Nicht nur in Indonesien, dem Gastland der Buchmesse, erzählt man gern. Der Nobelpreis würdigt eine Stimmencollage. Was ist Literatur, wie entsteht sie?
Erzählforscher, Volkskundler, Literaturwissenschaftler oder Historiker sind für ihre Erforschung mündlicher Überlieferungen auf die Fixierung gesprochener Texte angewiesen. Die wichtigste Form der Fixierung – trotz der heutigen Möglichkeiten der Wiedergabe in Bild und Ton – ist die
schriftliche. Jede Verschriftlichung einer mündlichen Überlieferung bedeutet ihre „Übersetzung“ in
die geschriebene Form und damit ihre Veränderung. Im Fall von Balladen, Volksliedern oder Rei-
men ist die Form die Gedächtnisstütze, die sich für das Niederschreiben in Versen eignet. Im Fall
von Erzählungen ist die Verschriftlichung schwieriger. Lange Zeit galt in Europa unter Kompilato-
ren (so wird ein Autor bezeichnet, dessen Arbeit im Wesentlichen aus dem Sammeln oder Zusammenstellen von Werken oder Zitaten anderer Autoren besteht) – man denke nur an die Gebrüder Grimm – die Literarisierung als das probate Mittel der Übertragung. Seit Beginn des 19. Jahrhunderts entwickelte sich – parallel zu technischen Möglichkeiten der Aufzeichnung von Sprache mit der Schallplatte (Ende 19. Jahrhunderts) oder Tonband (seit den 1930er Jahren) – die wortgetreue Übertragung von Erzählungen (Mareile Flitsch).

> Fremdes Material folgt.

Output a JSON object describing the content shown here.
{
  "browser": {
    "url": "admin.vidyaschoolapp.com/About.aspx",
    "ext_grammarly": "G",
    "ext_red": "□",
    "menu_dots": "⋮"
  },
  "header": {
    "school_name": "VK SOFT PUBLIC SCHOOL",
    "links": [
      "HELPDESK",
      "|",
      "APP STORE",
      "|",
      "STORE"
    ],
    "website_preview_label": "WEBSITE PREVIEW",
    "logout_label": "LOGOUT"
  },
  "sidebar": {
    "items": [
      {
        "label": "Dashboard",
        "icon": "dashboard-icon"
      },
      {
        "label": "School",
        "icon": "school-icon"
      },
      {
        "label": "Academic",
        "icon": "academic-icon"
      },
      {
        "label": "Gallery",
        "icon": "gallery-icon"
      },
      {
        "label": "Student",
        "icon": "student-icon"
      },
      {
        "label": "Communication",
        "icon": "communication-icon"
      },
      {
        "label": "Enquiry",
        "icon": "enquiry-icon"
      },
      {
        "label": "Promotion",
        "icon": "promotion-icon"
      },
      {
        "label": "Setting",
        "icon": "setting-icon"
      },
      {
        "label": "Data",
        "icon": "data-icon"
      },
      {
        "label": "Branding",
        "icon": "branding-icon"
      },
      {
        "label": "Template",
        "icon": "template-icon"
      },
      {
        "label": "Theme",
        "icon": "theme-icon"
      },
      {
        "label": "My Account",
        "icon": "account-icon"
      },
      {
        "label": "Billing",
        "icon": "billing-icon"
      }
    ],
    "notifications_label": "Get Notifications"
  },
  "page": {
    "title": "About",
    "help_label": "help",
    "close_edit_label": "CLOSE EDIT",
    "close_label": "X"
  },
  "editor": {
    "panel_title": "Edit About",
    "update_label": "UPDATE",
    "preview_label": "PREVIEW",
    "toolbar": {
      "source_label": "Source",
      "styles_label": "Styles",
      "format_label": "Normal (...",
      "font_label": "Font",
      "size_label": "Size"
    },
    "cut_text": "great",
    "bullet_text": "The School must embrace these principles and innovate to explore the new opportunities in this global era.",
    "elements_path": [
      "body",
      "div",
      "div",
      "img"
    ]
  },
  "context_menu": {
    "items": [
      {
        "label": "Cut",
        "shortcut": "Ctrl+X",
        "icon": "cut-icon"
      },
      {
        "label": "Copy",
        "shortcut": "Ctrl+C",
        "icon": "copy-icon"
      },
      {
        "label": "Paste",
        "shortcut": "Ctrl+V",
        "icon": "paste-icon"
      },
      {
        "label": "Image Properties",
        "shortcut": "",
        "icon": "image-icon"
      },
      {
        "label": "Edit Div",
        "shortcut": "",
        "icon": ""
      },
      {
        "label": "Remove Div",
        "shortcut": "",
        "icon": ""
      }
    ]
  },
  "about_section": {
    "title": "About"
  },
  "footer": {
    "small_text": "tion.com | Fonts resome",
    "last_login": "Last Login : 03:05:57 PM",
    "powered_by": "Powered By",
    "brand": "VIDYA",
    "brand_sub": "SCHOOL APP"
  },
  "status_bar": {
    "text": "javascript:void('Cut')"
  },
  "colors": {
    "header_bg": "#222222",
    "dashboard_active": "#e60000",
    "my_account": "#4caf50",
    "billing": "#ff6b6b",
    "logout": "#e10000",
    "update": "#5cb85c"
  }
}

Manchen Märchensammlern ging es zunächst einmal um die Geschichte – und die konnte durch Feilen mitunter nur gewinnen. So zeigt etwa der Vergleich zweier Fassungen des schwedischen Märchens „Lasse, mein Knecht“, das der Volkskundler Nils Gabriel Djurklou sammelte, dass erst dessen Bearbeitung die Möglichkeiten dieses Märchenstoffs ganz ausschöpfte, während die Originalerzählung manche Pointen geradewegs verstolperte.
Was ist dann mit der Authentizität der Märchen als mündlich tradierte Texte, was ist mit dem erhofften Blick in eine schriftlose Zeit?
Natürlich gilt obiger Schluss nicht für alle Märchen der Gebrüder Grimm und nicht für alle in der Folge weltweit aufgezeichneten Märchen. Trotzdem wird man auch das, was sich Ethnologen von Vertretern schriftloser Kulturen erzählen ließen, nur eingeschränkt als genuin mündlich ansehen können. Denn allein die Anwesenheit eines Fremden, der einen noch dazu auffordert, in den riesigen Trichter eines Edison-Phonographen zu sprechen, wird dessen Erzählen verändern – inhaltlich, ganz sicher aber im Duktus hin zu einer elaborierten Mündlichkeit.
Vor demselben Problem stehen Linguisten, denen es nicht so sehr um die Inhalte von mündlich tradierten Texten, sondern etwa um deren Struktur geht, weil sie wissen wollen, ob es bestimmte Merkmale für Mündlichkeit in Abgrenzung zur Schriftlichkeit gibt. Am Beispiel der romanischen Sprachen zeigen Linguisten auch Übergangsformen zwischen Mündlichkeit und Schriftlichkeit auf, etwa Protokolle mündlicher Äußerungen oder Reden, die schriftlich entworfen, aber mündlich vorgetragen werden und so Merkmale aus beiden Sprachformen besitzen. In welchem Medium, also im engeren Sinne „mündlich“ oder „schriftlich“, ein Text dargeboten wird, ist letztlich nicht entscheidend. So wird eher zwischen der Sprache der Nähe und jener der Distanz unterschieden, während in der Mündlichkeit Gesten und Betonung das Ausdrucksspektrum des Sprechers erweitern, kommt in der Schriftlichkeit für den Adressaten die Möglichkeit des Vor- oder Zurückblätterns hinzu.
Besonders wenn es um Texte geht, die in schriftlosen Gesellschaften entstanden sind und später fixiert wurden, stellt sich die Frage, welchen Anteil dieser Transformationsprozess an ihrer endgültigen Gestalt hat. Wie im Fall der „Ilias“ und der „Odyssee“, ist hiermit auch die Frage nach dem Autor verknüpft.